NBC’s coverage of the Brickyard race also was more lucrative than last year’s NFL-hampered broadcast. According to iSpot.tv estimates, the average unit cost of a 30-second spot in the race was around $80,000 a pop, up 33% compared to the going rate of $60,000 in 2019. Among the biggest spenders on Sunday were NASCAR premiere partners Geico, Ram Trucks, Coca-Cola and Toyota.
Bubba Wallace, the only African-American who competes at NASCAR’s highest level, was the ninth driver to complete the 160-lap Brickyard race, which was won by Kevin Harvick. Wallace’s finish marks the third time this year landed in the top ten. Instrumental in prompting NASCAR to banish the Confederate flag from its properties, Wallace began speaking out against the symbol in May, following the killing of George Floyd.
Eleven days after NASCAR announced the flag ban, a noose was discovered in Wallace’s garage stall at Talladega Superspeedway. Upon investigating the matter, the FBI concluded that the driver had not been the victim of a hate crime and that the noose, fashioned from a length of rope that served as an overhead door pull, had been hanging in the garage since last fall.
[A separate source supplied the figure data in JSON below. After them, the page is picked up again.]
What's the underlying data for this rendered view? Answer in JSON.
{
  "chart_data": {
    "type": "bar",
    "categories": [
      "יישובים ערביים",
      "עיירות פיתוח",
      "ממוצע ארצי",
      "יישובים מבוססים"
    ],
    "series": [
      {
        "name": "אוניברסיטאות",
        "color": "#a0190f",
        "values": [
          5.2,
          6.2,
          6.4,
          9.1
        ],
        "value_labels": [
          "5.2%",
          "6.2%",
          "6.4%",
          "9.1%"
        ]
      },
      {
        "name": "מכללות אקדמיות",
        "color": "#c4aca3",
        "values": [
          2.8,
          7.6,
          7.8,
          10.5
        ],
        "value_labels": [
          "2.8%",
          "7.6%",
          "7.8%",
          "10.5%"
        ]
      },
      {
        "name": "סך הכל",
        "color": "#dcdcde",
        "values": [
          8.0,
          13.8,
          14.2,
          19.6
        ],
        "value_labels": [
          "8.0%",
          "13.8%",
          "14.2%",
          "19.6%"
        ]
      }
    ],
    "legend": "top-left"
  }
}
The day after Wallace’s ninth-place showing, he was savaged by President Donald Trump, who took to Twitter to accuse the driver of perpetrating a hoax before going on to declare that NASCAR’s decision to ban the Confederate Flag “has caused [the] lowest ratings EVER!”
Trump’s assertion, however, wasn’t true, nor is it the first time he’s misinterpreted Nielsen data. At the Television Critics Association’s 2015 winter press tour, Trump called The Apprentice “the No. 1 show on television;” then in its penultimate season, it wasn’t even the top-rated program in its time slot.
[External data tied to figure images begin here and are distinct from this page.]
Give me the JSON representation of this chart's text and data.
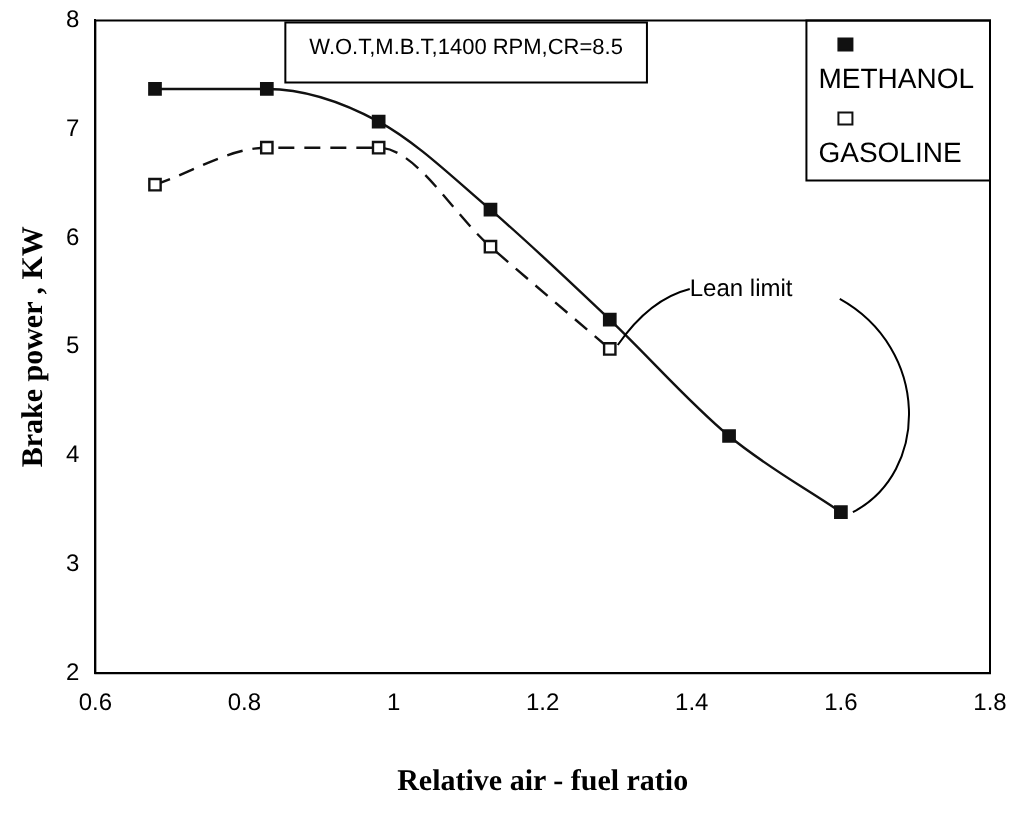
{
  "chart_data": {
    "type": "line",
    "xlabel": "Relative air - fuel ratio",
    "ylabel": "Brake power , KW",
    "annotations": [
      "W.O.T,M.B.T,1400 RPM,CR=8.5",
      {
        "text": "Lean limit",
        "x": 1.29,
        "y": 4.98
      }
    ],
    "xlim": [
      0.6,
      1.8
    ],
    "xticks": [
      0.6,
      0.8,
      1,
      1.2,
      1.4,
      1.6,
      1.8
    ],
    "ylim": [
      2,
      8
    ],
    "yticks": [
      2,
      3,
      4,
      5,
      6,
      7,
      8
    ],
    "grid": false,
    "legend": "top right",
    "marker": "square",
    "series": [
      {
        "name": "METHANOL",
        "color": "#111111",
        "line_style": "solid",
        "x": [
          0.68,
          0.83,
          0.98,
          1.13,
          1.29,
          1.45,
          1.6
        ],
        "values": [
          7.37,
          7.37,
          7.07,
          6.26,
          5.25,
          4.18,
          3.48
        ]
      },
      {
        "name": "GASOLINE",
        "color": "#111111",
        "line_style": "dashed",
        "x": [
          0.68,
          0.83,
          0.98,
          1.13,
          1.29
        ],
        "values": [
          6.49,
          6.83,
          6.83,
          5.92,
          4.98
        ]
      }
    ]
  }
}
Fox is also putting the lie to any claims that NASCAR is on the skids. Despite multiple rain delays and a rare Saturday start—this was the first Cup Series race to air on a Saturday in 20 years—the network and its cable sibling, FS1, posted a 3% audience lift with the June 27–28 doubleheader from Pocono. Ratings for the weekend event were flat at a 1.6.
In the seven weeks since NASCAR emerged from its pandemic hiatus, Fox’s Cup Series deliveries are up 8% year-over-year.